Um ponto central da lei é a determinação de que a Selic será utilizada para calcular os juros de mora, mas com um ajuste importante: deve ser deduzido o IPCA do período correspondente. Assim, a correção monetária não se mistura com os juros, evitando que haja contagem dupla da inflação. Caso essa dedução resulte em valor negativo, o texto legal estabelece que o resultado será igual a zero, impedindo a aplicação de juros moratórios naquele intervalo específico.
Como funciona a correção monetária pelo IPCA?

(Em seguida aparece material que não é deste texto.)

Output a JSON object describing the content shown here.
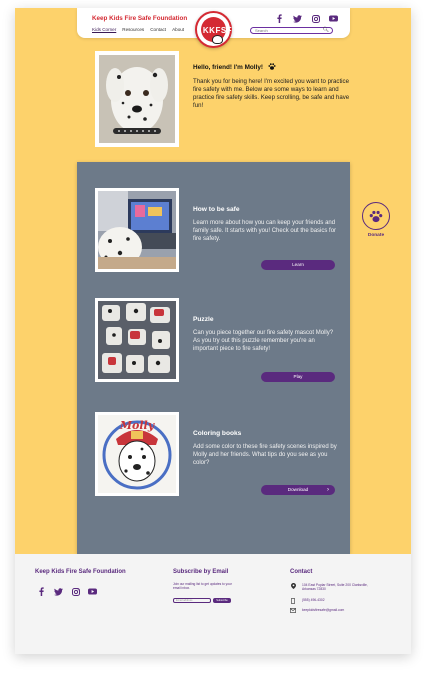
{
  "header": {
    "brand": "Keep Kids Fire Safe Foundation",
    "nav": [
      "Kids Corner",
      "Resources",
      "Contact",
      "About"
    ],
    "logo_text": "KKFSF",
    "search_placeholder": "Search",
    "socials": [
      "facebook-icon",
      "twitter-icon",
      "instagram-icon",
      "youtube-icon"
    ]
  },
  "intro": {
    "title": "Hello, friend! I'm Molly!",
    "text": "Thank you for being here! I'm excited you want to practice fire safety with me. Below are some ways to learn and practice fire safety skills. Keep scrolling, be safe and have fun!"
  },
  "cards": [
    {
      "title": "How to be safe",
      "text": "Learn more about how you can keep your friends and family safe. It starts with you! Check out the basics for fire safety.",
      "button": "Learn"
    },
    {
      "title": "Puzzle",
      "text": "Can you piece together our fire safety mascot Molly? As you try out this puzzle remember you're an important piece to fire safety!",
      "button": "Play"
    },
    {
      "title": "Coloring books",
      "text": "Add some color to these fire safety scenes inspired by Molly and her friends. What tips do you see as you color?",
      "button": "Download",
      "coloring_word": "Molly"
    }
  ],
  "donate": {
    "label": "Donate"
  },
  "footer": {
    "brand": "Keep Kids Fire Safe Foundation",
    "subscribe_title": "Subscribe by Email",
    "subscribe_text": "Join our mailing list to get updates to your email inbox.",
    "subscribe_placeholder": "Email address",
    "subscribe_button": "Subscribe",
    "contact_title": "Contact",
    "address": "104 East Poplar Street, Suite 200 Clarksville, Arkansas 72830",
    "phone": "(555) 496-4302",
    "email": "keepkidsfiresafe@gmail.com"
  },
  "colors": {
    "background": "#fdd26b",
    "panel": "#6d7a89",
    "accent": "#5a2a7e",
    "brand_red": "#d42a33"
  }
}
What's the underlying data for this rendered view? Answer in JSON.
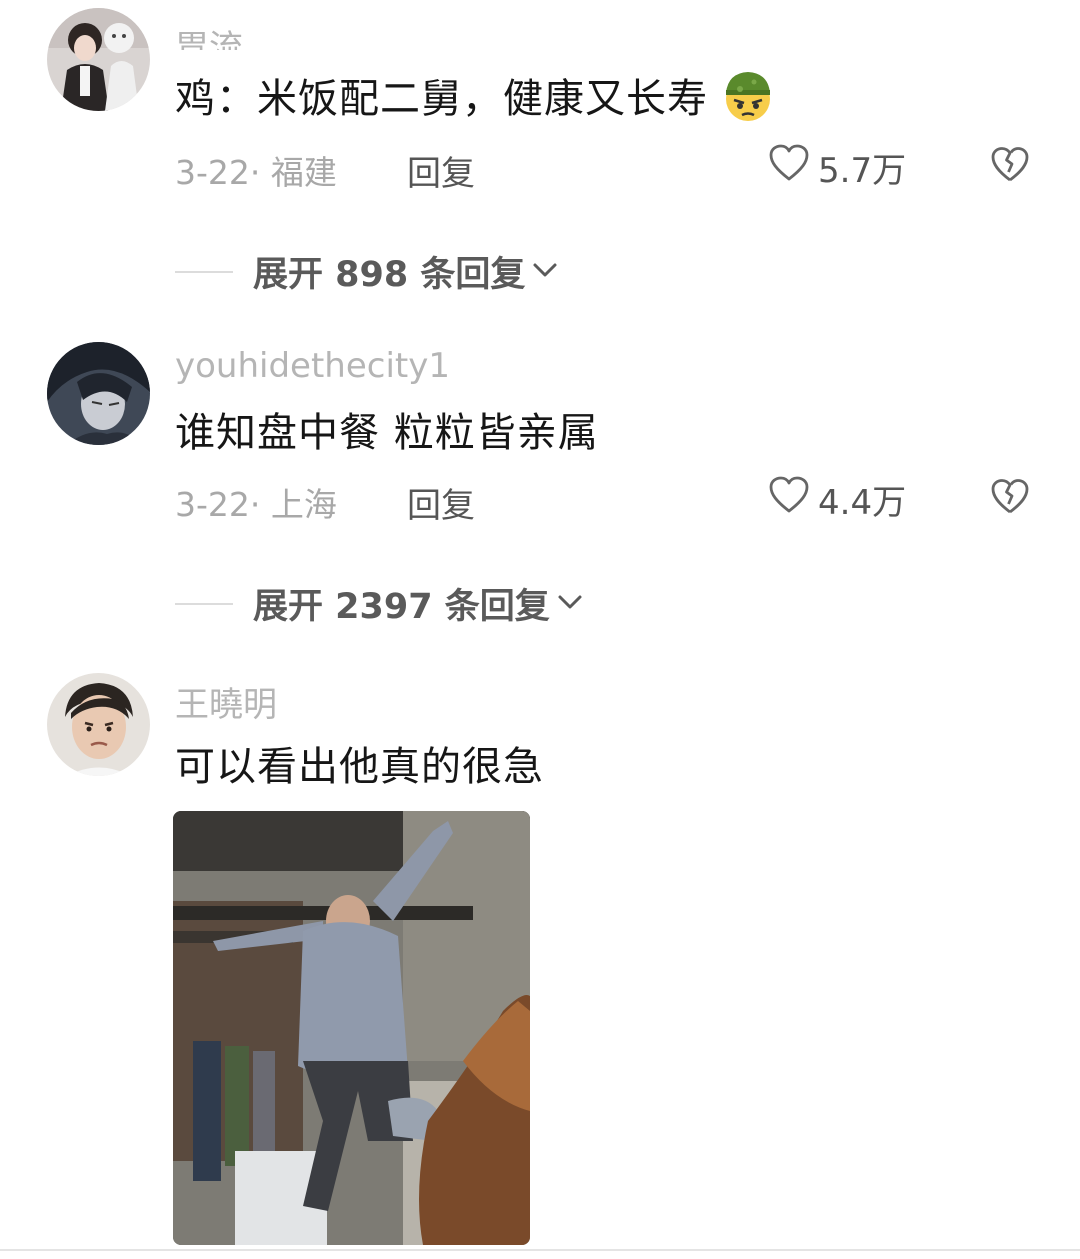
{
  "comments": [
    {
      "username": "胃流",
      "text": "鸡：米饭配二舅，健康又长寿",
      "emoji": "soldier-face-emoji",
      "date_location": "3-22· 福建",
      "reply_label": "回复",
      "likes": "5.7万",
      "expand_label": "展开 898 条回复"
    },
    {
      "username": "youhidethecity1",
      "text": "谁知盘中餐 粒粒皆亲属",
      "date_location": "3-22· 上海",
      "reply_label": "回复",
      "likes": "4.4万",
      "expand_label": "展开 2397 条回复"
    },
    {
      "username": "王曉明",
      "text": "可以看出他真的很急",
      "has_image": true
    }
  ],
  "icons": {
    "like": "heart-outline-icon",
    "dislike": "broken-heart-icon",
    "expand": "chevron-down-icon"
  },
  "colors": {
    "text_primary": "#161616",
    "text_secondary": "#a8a8a8",
    "action_text": "#555555"
  }
}
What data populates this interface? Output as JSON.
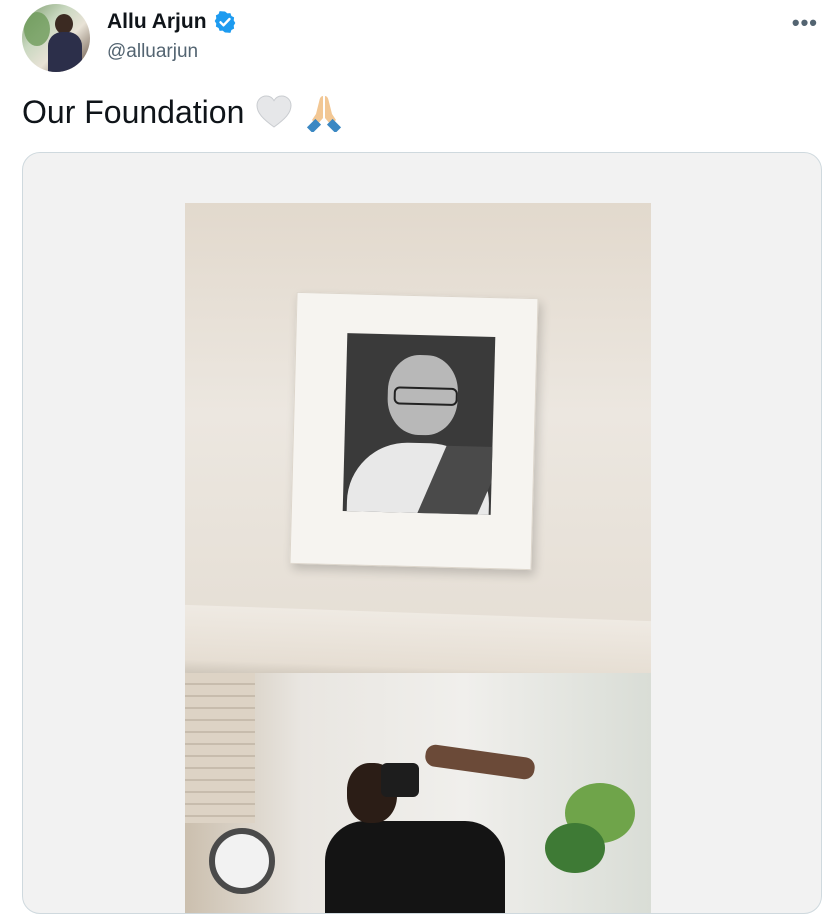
{
  "author": {
    "name": "Allu Arjun",
    "handle": "@alluarjun",
    "verified_icon": "verified-badge-icon",
    "avatar_icon": "profile-photo"
  },
  "more_icon": "more-horizontal-icon",
  "more_label": "•••",
  "tweet": {
    "text": "Our Foundation",
    "emojis": [
      "white-heart-icon",
      "folded-hands-icon"
    ]
  },
  "media": {
    "icon": "photo-framed-portrait-mirror-selfie",
    "accent": "#1d9bf0"
  }
}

Com a Lei 14.905/2024, a atualização monetária passou a ser calculada exclusivamente pelo IPCA (Índice de Preços ao Consumidor Amplo), que é o principal indicador oficial de inflação no país. Esse índice reflete a variação média de preços de uma cesta de bens e serviços consumidos pelas famílias, sendo amplamente utilizado em políticas econômicas e decisões judiciais.
Na prática, o valor principal devido em um processo ou contrato é corrigido mês a mês com base na variação acumulada do IPCA. Esse procedimento substitui as antigas tabelas práticas de correção utilizadas por vários Tribunais de Justiça, que muitas vezes combinavam diferentes índices regionais. A partir de 30 de agosto de 2024, o IPCA se tornou o índice padrão nacional, reduzindo discrepâncias entre estados e facilitando a elaboração de cálculos por peritos e contadores.
- Correção incide apenas sobre o valor principal;
- O IPCA é aplicado de forma acumulada ao longo do tempo;
- Não há mais uso de índices locais ou tabelas estaduais de atualização;
- A correção é independente dos juros de mora.
Juros moratórios pela Taxa Selic: o que a Lei 14.905/2024 determina?
Os juros moratórios são devidos quando há atraso no cumprimento de uma obrigação, como o pagamento determinado em sentença ou previsto em contrato. Com a nova lei, esses juros passaram a ser calculados a partir da Taxa Selic, referência básica da economia brasileira. No entanto, a legislação estabeleceu um mecanismo específico: da Selic deve ser subtraída a inflação medida pelo IPCA relativa ao mesmo período.
Esse modelo tem como objetivo separar de forma clara o que é reposição da perda do poder de compra (correção monetária) e o que é penalidade pelo atraso (juros de mora). A lei ainda determina que, se a diferença entre Selic e IPCA for negativa, os juros são considerados zero naquele período, sem gerar desconto sobre o principal. Ou seja, não há “juros negativos”, apenas ausência de acréscimo de juros.
- Calcula-se a variação da Taxa Selic no período de mora;
- Apura-se a variação do IPCA no mesmo intervalo;
- Deduz-se o IPCA da Selic;
- Se o resultado for positivo, aplicam-se esses juros ao valor corrigido;
- Se o resultado for negativo ou zero, não há incidência de juros para o período.
Como ficam os cálculos em processos judiciais após 30 de agosto de 2024?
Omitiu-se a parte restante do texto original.